UN court to rule in Italy-Germany Nazi claims row
1st February 2012, 0 comments
The UN's highest court will rule Friday on a German request to order Italy to stop its courts from admitting compensation claims for Nazi war crimes.
International Criminal Court judge president Hisashi Owada will read the decision at 0900 GMT at the court's headquarters in The Hague, the ICJ said in a statement.
The two European Union members have been waging a legal battle since December 2008, when Germany filed an application before the court.
Berlin said that by permitting claims for abuses that occurred between September 1943 and May 1945, Italy "failed to respect the jurisdictional immunity" that modern-day Germany enjoys under international law.
The cases relate to compensation claims for deportations of Italians and other acts by Third Reich troops during World War II after Germany's former Axis partner switched sides and joined the Allies in September 1943.
Last year, Germany's lawyers told a 16-judge bench the "consequences would be severe" should Italian courts be allowed to continue hearing these war crimes claims.
Germany said it could put "all interstate peace settlements in jeopardy by allowing domestic courts to re-examine and reopen them", allowing plaintiffs to "shop around for the most favourable courts."
Italy on the other hand, said the cases were admissible as abuses committed by German troops amounted to "international crimes" which have precedence over state immunity.
This included the case of Luigi Ferrini, who was deported as a forced labourer to Germany in August 1944.
Ferrini claimed compensation from Germany in 1998, and a 2004 Italian Supreme Court decision in his favour started an avalanche of claims by relatives and widows of victims of Nazi war crimes.
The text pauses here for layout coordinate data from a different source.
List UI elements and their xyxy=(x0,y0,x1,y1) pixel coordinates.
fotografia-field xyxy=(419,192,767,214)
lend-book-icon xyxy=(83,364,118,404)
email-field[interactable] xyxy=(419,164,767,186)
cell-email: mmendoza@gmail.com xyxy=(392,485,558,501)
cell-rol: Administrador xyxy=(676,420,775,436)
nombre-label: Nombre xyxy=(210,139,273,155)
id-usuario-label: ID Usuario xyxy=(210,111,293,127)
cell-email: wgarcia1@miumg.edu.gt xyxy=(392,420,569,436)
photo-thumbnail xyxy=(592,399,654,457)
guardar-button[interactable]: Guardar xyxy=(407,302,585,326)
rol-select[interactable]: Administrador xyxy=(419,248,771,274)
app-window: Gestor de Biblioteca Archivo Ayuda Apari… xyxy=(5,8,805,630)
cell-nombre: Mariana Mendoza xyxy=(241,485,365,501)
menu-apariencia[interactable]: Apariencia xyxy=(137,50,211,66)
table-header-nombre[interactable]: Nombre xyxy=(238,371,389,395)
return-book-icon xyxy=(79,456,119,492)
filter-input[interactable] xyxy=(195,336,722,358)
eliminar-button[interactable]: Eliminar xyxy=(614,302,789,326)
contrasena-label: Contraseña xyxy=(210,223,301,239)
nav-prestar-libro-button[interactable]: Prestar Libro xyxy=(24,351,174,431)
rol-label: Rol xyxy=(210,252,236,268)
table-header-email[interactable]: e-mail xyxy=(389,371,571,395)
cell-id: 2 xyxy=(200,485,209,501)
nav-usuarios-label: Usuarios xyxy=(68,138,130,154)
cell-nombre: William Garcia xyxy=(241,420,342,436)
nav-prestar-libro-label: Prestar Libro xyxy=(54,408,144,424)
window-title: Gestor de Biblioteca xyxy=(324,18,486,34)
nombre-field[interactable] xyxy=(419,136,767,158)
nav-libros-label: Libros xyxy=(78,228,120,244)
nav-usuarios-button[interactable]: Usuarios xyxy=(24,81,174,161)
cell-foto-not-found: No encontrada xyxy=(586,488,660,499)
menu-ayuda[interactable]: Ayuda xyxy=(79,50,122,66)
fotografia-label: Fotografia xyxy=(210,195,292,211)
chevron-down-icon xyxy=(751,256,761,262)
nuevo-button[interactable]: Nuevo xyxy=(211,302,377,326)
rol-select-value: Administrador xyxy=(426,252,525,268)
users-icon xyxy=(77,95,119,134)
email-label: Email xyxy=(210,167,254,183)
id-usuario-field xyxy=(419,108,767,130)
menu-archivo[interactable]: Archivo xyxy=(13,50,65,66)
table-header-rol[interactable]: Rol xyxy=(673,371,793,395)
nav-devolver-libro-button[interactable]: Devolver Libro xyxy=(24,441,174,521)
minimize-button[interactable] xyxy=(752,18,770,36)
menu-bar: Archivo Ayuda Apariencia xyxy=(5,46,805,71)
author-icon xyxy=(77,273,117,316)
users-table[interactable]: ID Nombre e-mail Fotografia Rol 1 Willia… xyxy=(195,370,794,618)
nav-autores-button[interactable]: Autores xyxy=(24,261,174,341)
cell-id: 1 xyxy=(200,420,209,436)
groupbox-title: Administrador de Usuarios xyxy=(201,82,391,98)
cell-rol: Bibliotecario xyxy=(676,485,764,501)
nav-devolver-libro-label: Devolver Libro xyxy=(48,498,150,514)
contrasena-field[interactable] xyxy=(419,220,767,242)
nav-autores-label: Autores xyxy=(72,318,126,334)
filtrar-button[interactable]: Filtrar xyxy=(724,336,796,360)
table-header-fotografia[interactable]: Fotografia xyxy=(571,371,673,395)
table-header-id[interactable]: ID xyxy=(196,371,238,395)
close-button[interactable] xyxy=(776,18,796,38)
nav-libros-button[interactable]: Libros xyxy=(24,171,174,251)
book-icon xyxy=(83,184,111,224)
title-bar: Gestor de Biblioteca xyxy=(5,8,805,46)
There were now 80 cases pending with 500 plaintiffs, German lawyers told the court when the two countries argued their cases before ICJ judges in September.
Also before the ICJ as a non-party state is Greece, because of victims of a 1944 German massacre at Distomo, in which 218 people were killed.
Relatives of the victims of the Greek massacre refiled a case before Italian courts.
In 1997, a Greek court had ordered Germany to pay 28.6 million euros to the Distomo plaintiffs, but opposition from Berlin and the reluctance of Greek justice ministers meant the ruling was never enforced.
An Italian court, however, upheld the original ruling.
Established in 1945, the ICJ is the UN's highest judicial organ and settles disputes between states.